Finally given the time to think, Henry flashed back to his experience earlier that night. As he was being guided through the ballroom, he had seen something. Faces, they were the vessel of his eyes; some busy and focused, conversing with those around them. However, when they caught a glimpse of his person, oh how their eyes would narrow and mouths would twist. And he could see himself, how almond eyes observed their guest. Shoulders back and square, a haughty jaw, and overconfident stride. Of course he hadn’t his high arched brows, silently snickering at puny lives that evening; he was injured.

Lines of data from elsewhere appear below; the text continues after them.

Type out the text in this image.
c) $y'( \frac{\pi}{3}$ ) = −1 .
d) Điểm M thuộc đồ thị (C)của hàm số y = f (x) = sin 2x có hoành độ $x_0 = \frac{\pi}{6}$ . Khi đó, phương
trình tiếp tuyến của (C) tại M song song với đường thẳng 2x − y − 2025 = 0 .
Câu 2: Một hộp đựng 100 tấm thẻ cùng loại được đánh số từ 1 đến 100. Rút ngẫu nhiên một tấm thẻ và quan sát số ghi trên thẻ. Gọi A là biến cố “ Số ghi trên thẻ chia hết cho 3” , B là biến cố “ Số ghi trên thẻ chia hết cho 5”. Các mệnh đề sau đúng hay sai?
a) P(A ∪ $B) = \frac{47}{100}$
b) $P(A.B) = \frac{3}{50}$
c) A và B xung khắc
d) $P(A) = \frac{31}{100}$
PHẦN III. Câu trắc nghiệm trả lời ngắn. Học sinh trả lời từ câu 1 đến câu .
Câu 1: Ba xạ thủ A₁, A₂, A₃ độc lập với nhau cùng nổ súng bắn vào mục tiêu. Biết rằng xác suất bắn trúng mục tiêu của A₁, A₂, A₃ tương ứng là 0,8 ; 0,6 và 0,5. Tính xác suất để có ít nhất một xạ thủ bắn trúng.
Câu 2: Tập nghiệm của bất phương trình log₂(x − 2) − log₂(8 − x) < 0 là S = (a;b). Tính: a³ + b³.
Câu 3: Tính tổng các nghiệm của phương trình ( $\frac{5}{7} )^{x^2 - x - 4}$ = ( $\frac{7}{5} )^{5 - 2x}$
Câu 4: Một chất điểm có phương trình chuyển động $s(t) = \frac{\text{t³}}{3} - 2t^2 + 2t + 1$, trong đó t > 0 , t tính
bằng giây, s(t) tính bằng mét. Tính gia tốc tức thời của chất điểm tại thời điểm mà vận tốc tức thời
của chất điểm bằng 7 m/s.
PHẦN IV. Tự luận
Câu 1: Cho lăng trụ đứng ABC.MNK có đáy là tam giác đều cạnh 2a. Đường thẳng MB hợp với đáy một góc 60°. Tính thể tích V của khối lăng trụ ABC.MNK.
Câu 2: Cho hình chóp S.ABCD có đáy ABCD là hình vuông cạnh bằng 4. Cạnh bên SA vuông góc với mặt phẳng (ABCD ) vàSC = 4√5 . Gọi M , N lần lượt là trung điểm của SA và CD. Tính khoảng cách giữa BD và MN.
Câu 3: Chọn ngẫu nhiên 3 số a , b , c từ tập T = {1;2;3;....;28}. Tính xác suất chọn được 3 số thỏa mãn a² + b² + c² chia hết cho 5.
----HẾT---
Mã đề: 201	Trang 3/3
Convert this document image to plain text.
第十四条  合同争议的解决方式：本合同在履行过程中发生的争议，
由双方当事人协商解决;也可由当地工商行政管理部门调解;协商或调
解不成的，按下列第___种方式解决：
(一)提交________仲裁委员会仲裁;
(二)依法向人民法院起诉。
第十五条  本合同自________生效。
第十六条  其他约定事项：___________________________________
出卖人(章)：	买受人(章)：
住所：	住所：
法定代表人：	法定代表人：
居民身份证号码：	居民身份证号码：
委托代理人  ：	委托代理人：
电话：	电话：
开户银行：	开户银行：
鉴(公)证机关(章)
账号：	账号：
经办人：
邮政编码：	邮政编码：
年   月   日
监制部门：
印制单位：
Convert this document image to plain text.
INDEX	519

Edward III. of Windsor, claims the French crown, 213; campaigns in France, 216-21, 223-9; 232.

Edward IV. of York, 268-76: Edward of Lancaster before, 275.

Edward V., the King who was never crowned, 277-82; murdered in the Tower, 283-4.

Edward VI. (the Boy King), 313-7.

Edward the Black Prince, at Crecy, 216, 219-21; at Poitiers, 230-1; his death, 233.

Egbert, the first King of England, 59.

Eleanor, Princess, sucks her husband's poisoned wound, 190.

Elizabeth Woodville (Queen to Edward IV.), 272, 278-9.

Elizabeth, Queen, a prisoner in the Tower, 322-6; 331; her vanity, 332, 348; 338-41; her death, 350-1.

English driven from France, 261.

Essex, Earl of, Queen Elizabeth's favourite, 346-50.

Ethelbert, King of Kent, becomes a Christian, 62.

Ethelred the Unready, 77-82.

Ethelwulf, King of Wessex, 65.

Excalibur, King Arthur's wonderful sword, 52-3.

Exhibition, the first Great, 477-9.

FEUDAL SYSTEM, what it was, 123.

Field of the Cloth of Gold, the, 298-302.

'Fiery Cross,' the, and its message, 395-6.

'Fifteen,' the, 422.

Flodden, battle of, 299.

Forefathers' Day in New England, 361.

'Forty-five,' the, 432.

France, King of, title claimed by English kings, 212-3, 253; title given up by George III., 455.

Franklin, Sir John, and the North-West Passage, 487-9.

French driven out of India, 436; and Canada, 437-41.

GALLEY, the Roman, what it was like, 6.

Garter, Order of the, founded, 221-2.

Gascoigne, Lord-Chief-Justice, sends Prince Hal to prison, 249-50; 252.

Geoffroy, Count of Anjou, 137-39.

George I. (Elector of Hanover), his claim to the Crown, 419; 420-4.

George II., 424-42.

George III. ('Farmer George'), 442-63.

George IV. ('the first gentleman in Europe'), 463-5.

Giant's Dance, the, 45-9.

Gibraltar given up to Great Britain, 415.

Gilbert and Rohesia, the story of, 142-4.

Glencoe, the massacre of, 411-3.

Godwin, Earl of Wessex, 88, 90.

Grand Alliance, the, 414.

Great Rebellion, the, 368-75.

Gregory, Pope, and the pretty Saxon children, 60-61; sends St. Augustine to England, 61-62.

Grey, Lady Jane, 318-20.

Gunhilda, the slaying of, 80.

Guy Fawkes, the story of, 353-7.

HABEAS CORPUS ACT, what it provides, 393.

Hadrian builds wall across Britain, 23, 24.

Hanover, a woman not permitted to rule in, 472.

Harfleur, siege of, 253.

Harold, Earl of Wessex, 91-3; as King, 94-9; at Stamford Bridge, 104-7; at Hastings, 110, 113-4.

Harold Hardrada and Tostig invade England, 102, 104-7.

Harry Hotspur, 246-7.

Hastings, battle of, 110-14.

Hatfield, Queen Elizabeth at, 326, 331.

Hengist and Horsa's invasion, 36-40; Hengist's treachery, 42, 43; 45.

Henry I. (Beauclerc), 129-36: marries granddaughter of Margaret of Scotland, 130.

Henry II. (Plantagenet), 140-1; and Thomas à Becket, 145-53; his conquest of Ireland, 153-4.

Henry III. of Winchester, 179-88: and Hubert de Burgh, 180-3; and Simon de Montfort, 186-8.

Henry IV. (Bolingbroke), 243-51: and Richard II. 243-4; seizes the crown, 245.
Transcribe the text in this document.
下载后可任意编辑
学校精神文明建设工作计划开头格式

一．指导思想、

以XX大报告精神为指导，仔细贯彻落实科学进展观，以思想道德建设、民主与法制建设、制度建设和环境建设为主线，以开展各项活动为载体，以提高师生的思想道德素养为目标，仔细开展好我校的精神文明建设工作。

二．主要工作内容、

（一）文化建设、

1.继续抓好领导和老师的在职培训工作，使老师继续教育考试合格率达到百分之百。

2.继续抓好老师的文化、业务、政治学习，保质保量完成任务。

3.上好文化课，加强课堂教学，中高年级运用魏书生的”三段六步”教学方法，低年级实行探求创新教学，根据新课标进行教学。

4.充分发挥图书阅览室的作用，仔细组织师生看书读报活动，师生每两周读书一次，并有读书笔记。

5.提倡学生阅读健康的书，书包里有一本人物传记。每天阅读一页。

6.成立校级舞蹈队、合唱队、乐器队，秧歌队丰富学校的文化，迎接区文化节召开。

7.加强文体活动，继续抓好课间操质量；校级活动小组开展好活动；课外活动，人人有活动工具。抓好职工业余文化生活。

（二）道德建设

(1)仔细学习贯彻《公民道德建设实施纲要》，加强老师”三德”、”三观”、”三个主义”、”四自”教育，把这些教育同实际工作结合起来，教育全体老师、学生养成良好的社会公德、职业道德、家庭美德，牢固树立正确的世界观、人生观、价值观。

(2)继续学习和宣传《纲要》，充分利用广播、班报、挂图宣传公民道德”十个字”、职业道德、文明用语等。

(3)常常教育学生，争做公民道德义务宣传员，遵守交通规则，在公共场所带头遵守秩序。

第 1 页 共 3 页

Then, covering a wider distension of time, he attempted to identify his confidants, close friends. Of course he had some, yes. Yes, of course... Too many to count, in fact! What a preposterous idea that any man on earth could be so lacking in alliances for social circles. But Henry filed through and through the accounts of his high nosed life and found… nothing. No one ever sought him out. No one ever waved him down through the accumulated masses. He had no one. Not even a pet would stand his brooding moods.

Then he realized. His father was right all along. A jagged rock scraped menacingly from heart to stomach.

Even so, his pride would not permit such a defeat. Sir Cabbage sighed heavily and flexed his fingers from the armchair, sneaking a glance at his father’s face, the pinched skin around his eyes. Those cheeks were set in a satisfied victory, waiting for his Henry to delineate that his father had extracted the obvious life of vanity.

“You are wrong, Sir,” he told the cheeks in a stale tone.

Sir William nodded slowly, his pupils resting on the rumbling heat of the fire. He understood his son was lying, but also understood that the man would need to accept it on his own terms before such a phrase could become heartfelt. “Well then,” he raised his chin, “go to them. Tell them of your troubles, my son. Perhaps they will offer more help than I.” He seemed to retreat down a thread of subconscious, no longer listening to anything around him, but to his heart or a memory.

Henry watched himself fidget in the chair, sliding thumb and forefinger down the sides of his jaw, suddenly regretting his egotistic lie. But the something stirred in Sir Cabbage, some burning desire be to right over the words of his father. He sprang out of his chair, “I will, father.” I will prove you wrong.

With that he left the study, observing himself striding out of the room, his father’s dejected face staring into the ballet of fire. But, just before he rounded the corner, Sir William looked up from his loss and Henry perceived a rarity, hope.

© 2011 Katie de Lavani

Author's Note

Katie de Lavani
Review are much appreciated! The next part will hopefully be out soon!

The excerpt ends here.